Tonya Ugoretz, deputy assistant director of Cyber Policy, Intelligence, and Engagement Branch at the FBI, spoke at the summit and said it was imperative for state or city level governments to come to the FBI first.
Ugoretz acknowledged that the first step must be to bring systems back online, but she noted that working with federal law enforcement after an attack was critical in not only stopping others from being hit with similar attacks but also so that federal authorities could proactively find attackers.
"A computer intrusion is a crime and we need to treat a virtual intrusion the same way we treat a physical break-in. If your City Hall suffered a physical attack, you're going to call someone to clean up the broken glass, change the locks, and put in new windows. But you're also going to call law enforcement so we can find who did this and prevent others quickly from also becoming a victim," she said.
"That same need exists for cyber intrusions. The attacker's goal isn't just to compromise a network, it's to use that access to do something else. The 'do something' could be many things.
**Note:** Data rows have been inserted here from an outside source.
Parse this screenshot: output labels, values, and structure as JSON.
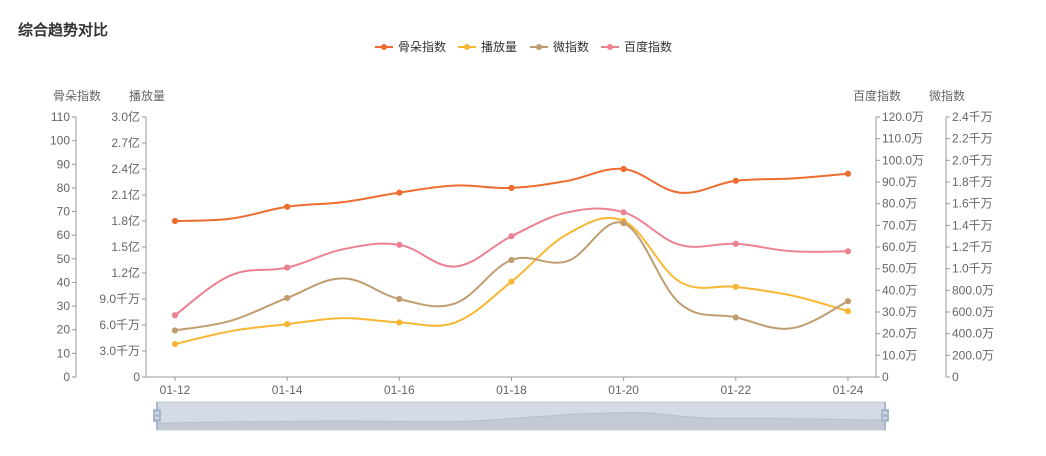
{
  "chart_data": {
    "type": "line",
    "title": "综合趋势对比",
    "categories": [
      "01-12",
      "01-13",
      "01-14",
      "01-15",
      "01-16",
      "01-17",
      "01-18",
      "01-19",
      "01-20",
      "01-21",
      "01-22",
      "01-23",
      "01-24"
    ],
    "x_tick_labels": [
      "01-12",
      "01-14",
      "01-16",
      "01-18",
      "01-20",
      "01-22",
      "01-24"
    ],
    "legend_position": "top-center",
    "grid": false,
    "axes": [
      {
        "id": "gudo",
        "name": "骨朵指数",
        "side": "left",
        "min": 0,
        "max": 110,
        "ticks": [
          "0",
          "10",
          "20",
          "30",
          "40",
          "50",
          "60",
          "70",
          "80",
          "90",
          "100",
          "110"
        ]
      },
      {
        "id": "play",
        "name": "播放量",
        "side": "left",
        "min": 0,
        "max": 300000000,
        "ticks": [
          "0",
          "3.0千万",
          "6.0千万",
          "9.0千万",
          "1.2亿",
          "1.5亿",
          "1.8亿",
          "2.1亿",
          "2.4亿",
          "2.7亿",
          "3.0亿"
        ]
      },
      {
        "id": "baidu",
        "name": "百度指数",
        "side": "right",
        "min": 0,
        "max": 1200000,
        "ticks": [
          "0",
          "10.0万",
          "20.0万",
          "30.0万",
          "40.0万",
          "50.0万",
          "60.0万",
          "70.0万",
          "80.0万",
          "90.0万",
          "100.0万",
          "110.0万",
          "120.0万"
        ]
      },
      {
        "id": "weibo",
        "name": "微指数",
        "side": "right",
        "min": 0,
        "max": 24000000,
        "ticks": [
          "0",
          "200.0万",
          "400.0万",
          "600.0万",
          "800.0万",
          "1.0千万",
          "1.2千万",
          "1.4千万",
          "1.6千万",
          "1.8千万",
          "2.0千万",
          "2.2千万",
          "2.4千万"
        ]
      }
    ],
    "series": [
      {
        "name": "骨朵指数",
        "axis": "gudo",
        "color": "#ee6c2f",
        "values": [
          66,
          67,
          72,
          74,
          78,
          81,
          80,
          83,
          88,
          78,
          83,
          84,
          86
        ]
      },
      {
        "name": "播放量",
        "axis": "play",
        "color": "#f7b733",
        "values": [
          38000000,
          53000000,
          61000000,
          68000000,
          63000000,
          63000000,
          110000000,
          165000000,
          180000000,
          110000000,
          104000000,
          94000000,
          76000000
        ]
      },
      {
        "name": "微指数",
        "axis": "weibo",
        "color": "#c19c6f",
        "values": [
          4300000,
          5200000,
          7300000,
          9100000,
          7200000,
          6800000,
          10800000,
          10700000,
          14200000,
          6800000,
          5500000,
          4500000,
          7000000
        ]
      },
      {
        "name": "百度指数",
        "axis": "baidu",
        "color": "#ec8191",
        "values": [
          285000,
          470000,
          505000,
          590000,
          610000,
          510000,
          650000,
          760000,
          760000,
          610000,
          615000,
          580000,
          580000
        ]
      }
    ]
  }
}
To steal your info, to encrypt your networks and ask for a ransom, or something more destructive, like wiping your data or destroying your systems."
She went on to explain that the FBI can help use its connections to national and international law enforcement agencies to help "go on offense against those responsible."
State-level organizations should not only develop closer relationships with their nearest FBI field office but should make sure officials are trained in cybersecurity in order to address a crisis faster.
"As we look ahead, we know that unfortunately, cyber intrusions will take their place alongside other criminal violations and terrorism as a type of threat we all have to be ready to protect against," Ugoretz said. "Your police and sheriff's departments may not currently receive many calls for service for cyber attacks, but that future is on the horizon and the time for us to prepare for it is now."